2025-05-30

frequencies

defines the frequency spacing of partials. forms range from harmonic, stretched, and inharmonic to modal and stochastic, each describing a different structural view of the frequency domain.

notation: n = 1,2,3… is the partial index and f₀ is the fundamental. formulae return the ratio rₙ = fₙ / f₀.

overview

  • 0 harmonic

    • prototype ratio law: rₙ = n
    • real-world analogy: flute, tuning fork
    • notes: baseline reference
  • 1 stretch / compress

    • prototype ratio law: rₙ = n^{1+s} (stretch +, compress -)
    • real-world analogy: piano bass (stretch), organ pipe end-correction (compress)
    • notes: a = amount s, b = spectral skew
  • 2 stiff-string model

    • prototype ratio law: rₙ = n · √(1 + b n²)
    • real-world analogy: piano mid/treble, xylophone bar
    • notes: a sets inharmonicity b, b = fine offset
  • 3 quadratic membrane

    • prototype ratio law: rₙ = κ (n+δ)²
    • real-world analogy: timpani, frame drum
    • notes: a = curvature κ, b = fractional shift δ
  • 4 bessel modal

    • prototype ratio law: rₙ = ζ_{m,n} (nth root of bessel jₘ)
    • real-world analogy: gong, bell, plate
    • notes: a chooses mode order m, b scales the series
  • 5 jittered harmonic

    • prototype ratio law: rₙ = n + εₙ (band-limited jitter)
    • real-world analogy: string orchestra chorus, cicada swarm
    • notes: a = jitter depth, b = correlation length
  • 6 logistic cloud

    • prototype ratio law: sorted logistic-map sequence for rₙ

    • real-world analogy: wind-chime flurries, granular pitch spray

    • notes: a = chaos parameter r, b = span width

parameter behaviour summary

  • 0

    • param a: (unused)
    • param b: (unused)
  • 1

    • param a: stretch/compress factor s
    • param b: spectral skew (bias upper vs lower modes)
  • 2

    • param a: inharmonicity coefficient b
    • param b: linear frequency offset (fine tuning)
  • 3

    • param a: curvature κ (steeper ↑)
    • param b: fractional shift δ (moves first mode)
  • 4

    • param a: mode order m (0…6 mapped)
    • param b: global scale of root series
  • 5

    • param a: jitter depth (0 = none)
    • param b: correlation window (0 = white, 1 = slow)
  • 6

    • param a: chaos parameter r (3.6…4)

    • param b: width of cloud around harmonic grid

why these were chosen

they span the perceptual gamut from perfectly harmonic through controlled inharmonicity to chaotic tone clusters, while honouring the design constraints of two smooth parameters and no binary gating.
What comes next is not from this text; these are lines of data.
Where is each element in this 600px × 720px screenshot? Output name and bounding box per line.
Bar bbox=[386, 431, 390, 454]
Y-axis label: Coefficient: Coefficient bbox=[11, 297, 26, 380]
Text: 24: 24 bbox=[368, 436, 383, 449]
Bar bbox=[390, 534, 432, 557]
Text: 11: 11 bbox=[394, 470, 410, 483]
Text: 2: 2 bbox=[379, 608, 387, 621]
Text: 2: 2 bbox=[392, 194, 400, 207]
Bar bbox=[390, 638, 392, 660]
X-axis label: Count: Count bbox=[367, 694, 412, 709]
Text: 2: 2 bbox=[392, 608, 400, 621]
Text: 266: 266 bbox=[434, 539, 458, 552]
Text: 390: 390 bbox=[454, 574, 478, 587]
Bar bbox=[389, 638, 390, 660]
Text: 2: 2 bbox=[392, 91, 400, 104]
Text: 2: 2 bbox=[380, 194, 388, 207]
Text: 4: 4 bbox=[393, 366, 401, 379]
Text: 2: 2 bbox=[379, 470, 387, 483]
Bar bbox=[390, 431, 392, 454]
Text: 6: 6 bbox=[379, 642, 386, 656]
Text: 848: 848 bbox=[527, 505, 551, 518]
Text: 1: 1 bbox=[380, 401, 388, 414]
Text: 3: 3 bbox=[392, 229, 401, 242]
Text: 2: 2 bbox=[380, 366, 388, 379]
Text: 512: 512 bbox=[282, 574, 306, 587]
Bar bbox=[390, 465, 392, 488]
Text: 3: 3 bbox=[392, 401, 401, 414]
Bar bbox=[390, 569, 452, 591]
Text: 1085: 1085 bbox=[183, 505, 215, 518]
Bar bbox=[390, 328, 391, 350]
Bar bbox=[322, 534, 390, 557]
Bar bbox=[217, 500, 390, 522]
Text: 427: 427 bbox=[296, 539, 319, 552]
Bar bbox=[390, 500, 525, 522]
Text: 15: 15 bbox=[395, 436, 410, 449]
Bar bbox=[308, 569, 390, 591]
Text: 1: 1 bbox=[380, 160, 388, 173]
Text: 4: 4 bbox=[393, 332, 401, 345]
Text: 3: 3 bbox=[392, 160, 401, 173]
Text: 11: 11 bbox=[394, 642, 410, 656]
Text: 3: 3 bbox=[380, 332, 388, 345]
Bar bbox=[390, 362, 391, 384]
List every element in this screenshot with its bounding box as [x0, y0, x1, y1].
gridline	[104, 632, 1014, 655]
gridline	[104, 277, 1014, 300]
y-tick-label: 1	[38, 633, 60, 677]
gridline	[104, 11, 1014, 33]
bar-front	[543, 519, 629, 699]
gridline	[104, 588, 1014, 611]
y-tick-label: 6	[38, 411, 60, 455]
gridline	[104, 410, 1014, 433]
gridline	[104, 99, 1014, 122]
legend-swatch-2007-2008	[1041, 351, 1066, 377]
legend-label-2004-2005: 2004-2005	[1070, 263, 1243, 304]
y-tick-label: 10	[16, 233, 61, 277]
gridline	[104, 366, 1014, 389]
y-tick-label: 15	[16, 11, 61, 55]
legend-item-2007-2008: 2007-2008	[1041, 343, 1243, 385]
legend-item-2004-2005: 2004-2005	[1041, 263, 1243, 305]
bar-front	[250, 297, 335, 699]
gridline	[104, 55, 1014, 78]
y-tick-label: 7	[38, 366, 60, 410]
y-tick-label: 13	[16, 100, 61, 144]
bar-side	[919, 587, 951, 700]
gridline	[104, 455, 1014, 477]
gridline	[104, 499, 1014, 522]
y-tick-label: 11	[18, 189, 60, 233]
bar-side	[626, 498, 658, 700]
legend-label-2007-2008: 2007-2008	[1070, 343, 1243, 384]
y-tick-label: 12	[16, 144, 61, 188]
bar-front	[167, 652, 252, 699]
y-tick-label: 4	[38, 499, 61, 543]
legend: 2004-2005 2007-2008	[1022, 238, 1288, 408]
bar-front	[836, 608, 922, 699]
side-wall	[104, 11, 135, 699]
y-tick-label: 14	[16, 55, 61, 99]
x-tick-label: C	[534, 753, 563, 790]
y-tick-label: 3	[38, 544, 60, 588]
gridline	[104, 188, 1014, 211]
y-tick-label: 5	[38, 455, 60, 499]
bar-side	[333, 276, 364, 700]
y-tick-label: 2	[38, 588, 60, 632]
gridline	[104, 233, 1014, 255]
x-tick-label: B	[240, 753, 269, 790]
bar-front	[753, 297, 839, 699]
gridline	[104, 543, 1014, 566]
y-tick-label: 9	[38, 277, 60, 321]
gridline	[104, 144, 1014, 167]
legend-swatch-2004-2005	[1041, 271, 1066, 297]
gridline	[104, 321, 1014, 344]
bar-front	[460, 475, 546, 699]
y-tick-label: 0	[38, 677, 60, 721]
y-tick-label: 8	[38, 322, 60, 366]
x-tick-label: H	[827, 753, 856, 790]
  • ideal harmonic series: harmonic
  • gradual brightening/dulling via spacing: stretch / compress
  • realistic stiff strings & bars: stiff-string model
  • drum-head-like ordered inharmonicity: quadratic membrane
  • metallic/bell-like ripples: bessel modal
  • subtle ensemble detune / chorus shimmer: jittered harmonic
  • dense micro-tonal or noise-pitch swarms: logistic cloud

natural-sound coverage

  • harmonic

    • examples: bowed string, flute, voiced speech
    • rationale: negligible stiffness leads to integer ratios
  • stretch / compress

    • examples: piano bass (stretch), large organ pipes (compress)
    • rationale: boundary conditions shift ratios slightly
  • stiff-string model

    • examples: piano mid/treble, kalimba tines
    • rationale: 1d bending stiffness follows the model
  • quadratic membrane

    • examples: timpani, tom-tom, roto-tom
    • rationale: tensioned drumheads obey (n+δ)² families
  • bessel modal

    • examples: gongs, bells, cymbals, brake-drums
    • rationale: 2d/3d plates produce bessel-root spacing
  • jittered harmonic

    • examples: violin section, choir, cicada swarm
    • rationale: many near-identical emitters with slight detune
  • logistic cloud

    • examples: wind-chime gusts, rustling leaves, splashing water

    • rationale: dense micro-inharmonic clusters with no single geometry

conclusion

the frequency-distribution module now documents seven continuous families that, together with amplitude shapes, cover nearly all pitched or resonant natural sounds and provide clear guidance on when to use static distributions, automation, layering or filtered noise.